Women faced conflicting demands under Francisco Franco's program of National Catholicism, finding themselves at the center of the regime's efforts to preserve tradition while promoting modernization. Even as state-sponsored economic development created a modern consumer society, church-influenced laws and institutions dictated female domesticity and upheld feminine ideals of asexuality, self-denial, and limited educational development.
Imaginatively using diverse sources—including interviews, magazine advertisements, and university archives—Morcillo addresses the tension between expectations for the traditional woman, whose primary value to the state was reproductive, and those for the modern consumer-housewife ideal that emerged in the 1950s and 1960s. She pays particular attention to women's experiences in higher education and in the "Women's Section" of the Falange.

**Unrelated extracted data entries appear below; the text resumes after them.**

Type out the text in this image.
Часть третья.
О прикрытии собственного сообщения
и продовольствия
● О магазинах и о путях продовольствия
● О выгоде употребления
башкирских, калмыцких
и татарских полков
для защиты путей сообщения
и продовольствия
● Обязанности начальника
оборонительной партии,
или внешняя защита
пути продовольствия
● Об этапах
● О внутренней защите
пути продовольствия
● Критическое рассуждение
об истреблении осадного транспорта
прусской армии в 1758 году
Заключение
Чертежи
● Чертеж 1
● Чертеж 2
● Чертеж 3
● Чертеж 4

Her highly textured history of major women's organizations from the 1940s through the 1960s demonstrates that women successfully negotiated these contradictory demands while creating a vibrant and meaningful public space for social activism. At the same time, their spiritual devotion protected Spanish women from state retribution in their search for "true Catholic womanhood."
True Catholic Womanhood adds new insights into the gender dynamics of authoritarian states, providing a unique window through which to view the process of modernization and the transition toward democracy. It is essential reading for everyone interested in modern Spain, Catholicism, European women's history, and authoritarian social politics.